Year after year, the various media outlets release their report on the cloud: who does this or that, security breaches here and there (and who is/is not to blame), and the quasi-regular report of cloud services market share. And every year, there is some controversy as to who has the largest share of what. It is pretty obvious—based on whatever metric that one may use—that AWS is the market share leader in overall cloud services consumption. Great for them: it has democratized the cloud and cloud technologies, bringing an affordable, basic cloud solution to everyone. Second is Microsoft, with their Azure offering. They are doing some interesting things with their cloud solution and continue to gain market share (usually from AWS) with innovation and capabilities.
Despite what some may want you to believe, the cloud is not a “two offerings only” show. There are plenty of other vendors doing extremely interesting things with their cloud offerings. IBM was recently featured in an article from Bloomberg news discussing their place in the market, and I wanted to offer an alternative to some of the views discussed in that article.
First, the concept of market share based on sales reporting is outdated. Arguably, the way some analysts firms determine market share is based on an antiquated calculation of compute cycles purchased (or something equivalent), while excluding anything that may also contribute to the overall cloud solution. It was likely generated at a time when AWS was nearly the only player in the market, and AWS did not (and still does not) provide significant consulting services or integration services, making the number of compute cycles a relevant measure. Again, there is little doubt that AWS leads this market, but excluding the multitude of other offerings and services that IBM delivers to their cloud customers from the market share figure is wrong and arbitrarily dismisses the value of their cloud offering.
Second, there is even some dispute over the numbers included within the article. At the beginning of the article, the author claims that Google reported $9 billion in sales, while IBM reported $21 billion. But (much) later in the article, the author claims that only about half (I’ll use $10 billion for round numbers) of IBM reported that cloud income comes from cloud sales, while Google’s $9 billion in revenues also include their other, non-core cloud offerings (such as Gmail and Google Docs). So no matter how you parse the math, it appears that the traditional IBM cloud offering DOES outpace Google (IBM’s $10 billion > Google’s $9 billion), something that should have been mentioned right at the very beginning of the article.
Lastly, and likely the most important, is the IBM cloud offering itself. While I’m not trying to become part of the marketing team at Big Blue, their cloud solution vastly differs from Amazon, Microsoft, and Google. While AWS, Azure, and GCP provide cloud to the masses via point-and-click setup and deployment, they also have devised a barebones solution that allows pretty much anyone from any vertical of any size to get up and running on their cloud. The end configuration and compliance and everything else after the initial setup is the purview of the client or their third-party support. While this model may work for some, IBM has taken the complete cloud solution: scoping, setup, implementation, migration, and maintenance. If the customer needs additional services related to their cloud, IBM is the full-stack solution that provides those services. Highly regulated environments (such as healthcare, financial services, etc.) have turned to IBM specifically because of this level of service and support.
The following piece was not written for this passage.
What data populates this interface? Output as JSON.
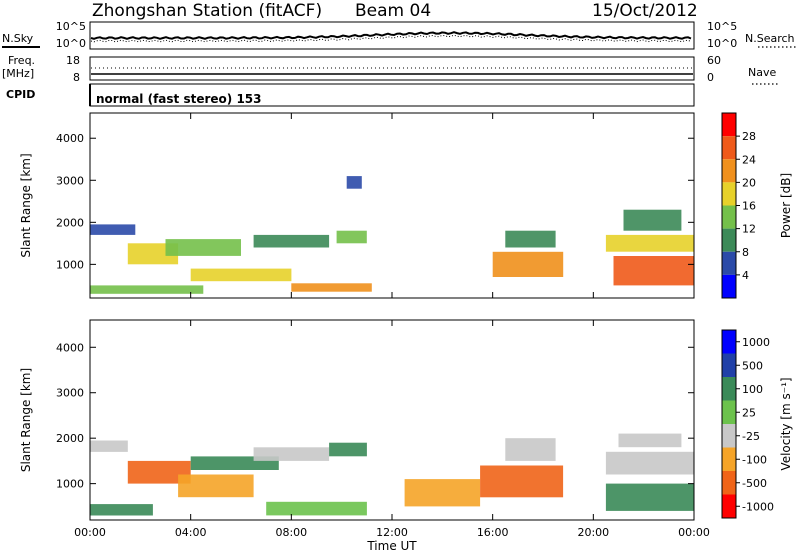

The analyst community is often asked about “who is best” and “how does this impact our business.” Personally, I have advocated for the security benefits of ALL cloud solutions for years, as the cloud solutions provide better, more comprehensive security than most on-premises environments could ever hope to provide. It is also why it is important to understand that all of the cloud providers mentioned here give outstanding value to their customers. But I also believe that we need to compare apples to apples when looking at some of the claims in the market, and to revise our models to reflect how companies are actually consuming cloud services. The conclusions found in the Bloomberg article about IBM’s share of the cloud market are misleading, and readers would do well to get a perspective of the whole picture when making their cloud provider decisions.